ロシアのウクライナ侵攻2年で、国連の安全保障理事会の閣僚級会合では昨23日、激論があったことを外電が伝えています。
先ず事務総長のグテーレス氏が、ロシアの侵攻は国連憲章と国際法の両方を侵害ていると訴え、ウクライナの主権や領土の一体性を守る必要性を訴えました。
会議では、イギリスのキャメロン外相やフランスのセジュルネ外相や、日本の辻外務副大臣も出席し、事務総長の発言を支持し、辻外務副大臣は、力による領土の現状変更は決して許されないと強調したようです。
これに対しロシアの国連大使のネベンジャ氏は、いつも通りの東部でのロシア系住民を守るという主張で、ウクライナと欧米を非難するだけです。
国連の安全保障理事会の現状はこんな事の繰り返しになっているようで、決議をしようとすればロシアは必ず拒否権を行使、絶対に纏まることはないという状態です。
常任理事国5か国は拒否権を持っています。拒否権というのは、民主主義であっても、過半数が誤った考えを持つことは絶対ないとは言えない。そういった異常事態に一人でも拒否権を持った人がいれば、誤った判断は回避できるという考え方なのでしょう。アメリカでは大統領だけが持っています。
即ち、今の国連では安全保障理事会の常任理事国の中に意見の対立があり、その対立が解けない限り今後も何も決まらないという事なのです。
結果は世界の「安全を保障する」はずの国連機関の中に戦争や紛争をする国が一国でもいれば、世界の大多数の国が正しいと考える「安全が保障されない」のです。

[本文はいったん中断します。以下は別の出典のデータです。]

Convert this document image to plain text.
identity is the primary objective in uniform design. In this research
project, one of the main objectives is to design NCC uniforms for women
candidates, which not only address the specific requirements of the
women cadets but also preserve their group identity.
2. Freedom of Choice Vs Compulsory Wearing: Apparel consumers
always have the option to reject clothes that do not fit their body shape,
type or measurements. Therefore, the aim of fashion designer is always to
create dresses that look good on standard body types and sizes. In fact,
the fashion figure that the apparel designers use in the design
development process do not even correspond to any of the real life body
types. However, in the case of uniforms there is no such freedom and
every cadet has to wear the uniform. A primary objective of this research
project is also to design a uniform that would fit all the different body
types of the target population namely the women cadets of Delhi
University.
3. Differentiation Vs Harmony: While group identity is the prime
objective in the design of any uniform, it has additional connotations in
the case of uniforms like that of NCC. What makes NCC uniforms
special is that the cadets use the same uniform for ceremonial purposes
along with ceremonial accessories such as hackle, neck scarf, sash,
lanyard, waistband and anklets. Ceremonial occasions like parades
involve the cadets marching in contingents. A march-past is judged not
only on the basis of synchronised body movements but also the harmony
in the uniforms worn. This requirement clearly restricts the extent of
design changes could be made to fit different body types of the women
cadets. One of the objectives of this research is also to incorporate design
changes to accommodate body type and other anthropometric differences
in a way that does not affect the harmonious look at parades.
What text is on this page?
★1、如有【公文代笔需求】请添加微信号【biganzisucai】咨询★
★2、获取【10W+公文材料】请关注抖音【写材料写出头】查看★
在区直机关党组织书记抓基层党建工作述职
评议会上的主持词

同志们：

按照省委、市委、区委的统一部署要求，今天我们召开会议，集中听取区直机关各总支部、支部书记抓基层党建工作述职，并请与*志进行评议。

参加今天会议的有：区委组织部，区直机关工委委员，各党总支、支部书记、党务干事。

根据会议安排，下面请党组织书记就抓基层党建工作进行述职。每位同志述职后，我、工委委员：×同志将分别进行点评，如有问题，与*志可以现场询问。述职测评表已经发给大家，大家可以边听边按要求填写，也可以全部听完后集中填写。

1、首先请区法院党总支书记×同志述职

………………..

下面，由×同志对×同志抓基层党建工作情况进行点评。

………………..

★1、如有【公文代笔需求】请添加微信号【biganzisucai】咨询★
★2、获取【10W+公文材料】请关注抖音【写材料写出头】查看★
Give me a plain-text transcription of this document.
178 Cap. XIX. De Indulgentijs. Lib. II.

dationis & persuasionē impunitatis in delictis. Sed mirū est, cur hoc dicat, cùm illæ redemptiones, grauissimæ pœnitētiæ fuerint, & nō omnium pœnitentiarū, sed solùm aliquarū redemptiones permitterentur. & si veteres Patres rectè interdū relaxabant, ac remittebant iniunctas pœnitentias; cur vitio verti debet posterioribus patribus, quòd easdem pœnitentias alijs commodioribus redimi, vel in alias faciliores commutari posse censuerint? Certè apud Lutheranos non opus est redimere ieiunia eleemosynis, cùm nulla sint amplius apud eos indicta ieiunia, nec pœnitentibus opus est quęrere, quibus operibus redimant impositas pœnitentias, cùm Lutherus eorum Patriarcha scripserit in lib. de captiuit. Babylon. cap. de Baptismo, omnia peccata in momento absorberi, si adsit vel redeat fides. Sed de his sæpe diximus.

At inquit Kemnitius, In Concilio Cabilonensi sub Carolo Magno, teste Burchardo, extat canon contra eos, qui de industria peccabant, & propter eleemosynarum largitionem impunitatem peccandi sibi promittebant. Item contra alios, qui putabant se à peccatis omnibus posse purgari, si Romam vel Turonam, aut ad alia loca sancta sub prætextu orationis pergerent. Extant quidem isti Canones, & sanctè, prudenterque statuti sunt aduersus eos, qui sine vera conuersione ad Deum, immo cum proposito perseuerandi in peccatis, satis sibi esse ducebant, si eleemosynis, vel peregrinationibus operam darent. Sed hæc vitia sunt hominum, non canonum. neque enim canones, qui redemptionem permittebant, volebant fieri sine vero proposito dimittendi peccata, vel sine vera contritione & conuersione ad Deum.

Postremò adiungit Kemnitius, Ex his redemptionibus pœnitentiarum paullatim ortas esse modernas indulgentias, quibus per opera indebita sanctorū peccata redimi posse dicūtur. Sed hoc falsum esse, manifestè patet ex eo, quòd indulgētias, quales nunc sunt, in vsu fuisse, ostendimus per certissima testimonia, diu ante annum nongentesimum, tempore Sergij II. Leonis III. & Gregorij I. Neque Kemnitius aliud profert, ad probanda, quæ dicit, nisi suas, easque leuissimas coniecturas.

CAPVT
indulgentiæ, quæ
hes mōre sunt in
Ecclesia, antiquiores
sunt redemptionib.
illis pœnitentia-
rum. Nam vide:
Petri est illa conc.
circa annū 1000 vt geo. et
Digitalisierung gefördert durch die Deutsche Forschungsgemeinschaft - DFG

この説明ではロシアが不満でしょうから、アメリカもイスラエルのハマス殲滅作戦の即時停止の決議では拒否権を行使しています。
もともと拒否権が存在するという事は「最高の賢者」がリーダーとして拒否権を持ち、大衆の誤りを正し世界の安全を守るという理念でしょうが、現実は理念通りにはいきません。
困ったことに最高の意思決定者が誤った判断を持つこともあり得ます、その場合にも、多数の意見は拒否権で葬られます。民主主義の基本理念が通らない事が起きるのです。
こうして、多数意見と拒否権の鬩ぎ合いということになるのですが、安全保障理事会に最高の賢者が5人もいて、意見が違うということが、機能しない国連の核心でしょう。
人類の経験からすれば、一国の最高の賢者の立場の人には往々誤りがあり、どちらかというと平凡な大衆の感覚、認識、思考、行動の総合の方が正しいのではないでしょうか。
こう考えれば。国連の組織で最高の意思決定機関は安全保障理事会ではなく『国連総会』でなければならないことになります。安全保障理事会は国連総会の意思決定に従って、世界の国々の国民の安全の保障をする執行機関という事になるのではないでしょうか。
恐らくいま世界の多くの国の人々は、そう考えているのでしょう。問題はそれを実現する方法手段なのではないでしょうか。
機能しない国連を改革するのは国連に参加する国々です。日本もその1つです。誰かが言い出さなければならないすれば、平和憲法を持つ日本の果たすべき役割は極めて大きいのではないでしょうか。